Foods with vitamin B12
- Animal food products: Red meat, fish, poultry, eggs, milk and other dairy products all contain vitamin B12.
- Fortified foods: Fortified foods are foods that have certain vitamins and nutrients added to them that they don’t naturally have. Fortified foods include certain breakfast cereals, nutritional yeast, plant milk and certain bread. Be sure to check the food label (nutritional facts) to confirm the food is fortified with vitamin B12.
Foods with vitamin B9
- Vegetables: Dark green leafy vegetables, peas, beans and legumes.
- Fruits: Citrus fruits.
- Animal food products: Liver, seafood, meat and poultry.
- Eggs and dairy.
- Fortified foods: Certain breads, flour, pasta, rice and cereal contain folic acid. Be sure to check the food label (nutritional facts) to confirm the food is fortified with vitamin B9.
Outlook / Prognosis
What can I expect if I have megaloblastic anemia?

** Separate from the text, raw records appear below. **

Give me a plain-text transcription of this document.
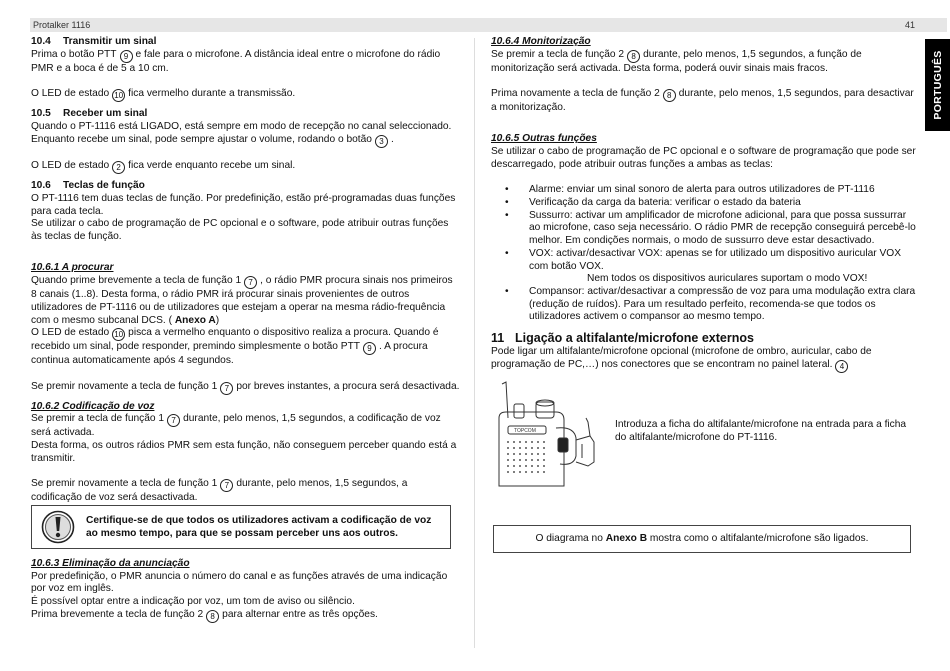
Protalker 1116	41
PORTUGUÊS

10.4 Transmitir um sinal

Prima o botão PTT 9 e fale para o microfone. A distância ideal entre o microfone do rádio PMR e a boca é de 5 a 10 cm.

O LED de estado 10 fica vermelho durante a transmissão.

10.5 Receber um sinal

Quando o PT-1116 está LIGADO, está sempre em modo de recepção no canal seleccionado. Enquanto recebe um sinal, pode sempre ajustar o volume, rodando o botão 3 .

O LED de estado 2 fica verde enquanto recebe um sinal.

10.6 Teclas de função

O PT-1116 tem duas teclas de função. Por predefinição, estão pré-programadas duas funções para cada tecla.

Se utilizar o cabo de programação de PC opcional e o software, pode atribuir outras funções às teclas de função.

10.6.1 A procurar

Quando prime brevemente a tecla de função 1 7 , o rádio PMR procura sinais nos primeiros 8 canais (1..8). Desta forma, o rádio PMR irá procurar sinais provenientes de outros utilizadores de PT-1116 ou de utilizadores que estejam a operar na mesma rádio-frequência com o mesmo subcanal DCS. ( Anexo A)

O LED de estado 10 pisca a vermelho enquanto o dispositivo realiza a procura. Quando é recebido um sinal, pode responder, premindo simplesmente o botão PTT 9 . A procura continua automaticamente após 4 segundos.

Se premir novamente a tecla de função 1 7 por breves instantes, a procura será desactivada.

10.6.2 Codificação de voz

Se premir a tecla de função 1 7 durante, pelo menos, 1,5 segundos, a codificação de voz será activada.

Desta forma, os outros rádios PMR sem esta função, não conseguem perceber quando está a transmitir.

Se premir novamente a tecla de função 1 7 durante, pelo menos, 1,5 segundos, a codificação de voz será desactivada.

Certifique-se de que todos os utilizadores activam a codificação de voz ao mesmo tempo, para que se possam perceber uns aos outros.

10.6.3 Eliminação da anunciação

Por predefinição, o PMR anuncia o número do canal e as funções através de uma indicação por voz em inglês.

É possível optar entre a indicação por voz, um tom de aviso ou silêncio.

Prima brevemente a tecla de função 2 8 para alternar entre as três opções.

10.6.4 Monitorização

Se premir a tecla de função 2 8 durante, pelo menos, 1,5 segundos, a função de monitorização será activada. Desta forma, poderá ouvir sinais mais fracos.

Prima novamente a tecla de função 2 8 durante, pelo menos, 1,5 segundos, para desactivar a monitorização.

10.6.5 Outras funções

Se utilizar o cabo de programação de PC opcional e o software de programação que pode ser descarregado, pode atribuir outras funções a ambas as teclas:

• Alarme: enviar um sinal sonoro de alerta para outros utilizadores de PT-1116
• Verificação da carga da bateria: verificar o estado da bateria
• Sussurro: activar um amplificador de microfone adicional, para que possa sussurrar ao microfone, caso seja necessário. O rádio PMR de recepção conseguirá percebê-lo melhor. Em condições normais, o modo de sussurro deve estar desactivado.
• VOX: activar/desactivar VOX: apenas se for utilizado um dispositivo auricular VOX com botão VOX.

Nem todos os dispositivos auriculares suportam o modo VOX!

• Compansor: activar/desactivar a compressão de voz para uma modulação extra clara (redução de ruídos). Para um resultado perfeito, recomenda-se que todos os utilizadores activem o compansor ao mesmo tempo.

11 Ligação a altifalante/microfone externos

Pode ligar um altifalante/microfone opcional (microfone de ombro, auricular, cabo de programação de PC,…) nos conectores que se encontram no painel lateral. 4

TOPCOM
Introduza a ficha do altifalante/microfone na entrada para a ficha do altifalante/microfone do PT-1116.
O diagrama no Anexo B mostra como o altifalante/microfone são ligados.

Most people recover from megaloblastic anemia after receiving vitamin supplements. Your healthcare provider will monitor your vitamin levels periodically to confirm you’re getting enough vitamin B12 and vitamin B9. For example, they may schedule blood tests a few weeks after you start treatment to confirm the supplements are increasing your vitamin B12 and/or B9 levels.

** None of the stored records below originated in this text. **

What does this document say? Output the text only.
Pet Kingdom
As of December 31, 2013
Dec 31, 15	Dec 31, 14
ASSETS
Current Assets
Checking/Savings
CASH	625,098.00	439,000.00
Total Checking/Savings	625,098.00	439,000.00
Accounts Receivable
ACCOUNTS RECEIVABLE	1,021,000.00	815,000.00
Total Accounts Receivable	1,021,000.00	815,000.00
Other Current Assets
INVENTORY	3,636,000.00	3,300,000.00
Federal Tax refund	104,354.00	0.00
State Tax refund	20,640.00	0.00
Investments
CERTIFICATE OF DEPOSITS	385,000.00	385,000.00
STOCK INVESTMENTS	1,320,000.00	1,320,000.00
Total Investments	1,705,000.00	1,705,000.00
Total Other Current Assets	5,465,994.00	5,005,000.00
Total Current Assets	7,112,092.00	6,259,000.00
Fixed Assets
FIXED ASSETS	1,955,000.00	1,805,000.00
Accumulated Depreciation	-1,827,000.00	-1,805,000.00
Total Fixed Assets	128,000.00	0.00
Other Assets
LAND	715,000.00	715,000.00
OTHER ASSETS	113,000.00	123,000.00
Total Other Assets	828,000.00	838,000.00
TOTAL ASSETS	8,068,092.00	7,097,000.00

How do I take care of myself?
Take care of yourself by:
- Taking the vitamin supplements your healthcare provider prescribed.
- Developing healthy eating habits that ensure you’re getting enough vitamin B12 and vitamin B9.
- Monitoring your health and following up with your healthcare provider if you notice your anemia symptoms come back.
A note from Cleveland Clinic
If you have megaloblastic anemia, it means you’re not getting enough vitamin B12 and/or vitamin B9. These vitamins help your body make healthy red blood cells. Healthy red blood cells do essential work. They carry oxygen throughout your body. Fortunately, healthcare providers can treat this vitamin deficiency with supplements to boost your vitamin B12 and vitamin B9 levels. You can support supplements by eating a vitamin-rich diet. Ask your healthcare provider about ways you can make sure you’re getting enough vitamin B12 and vitamin B9. They’ll be glad to help.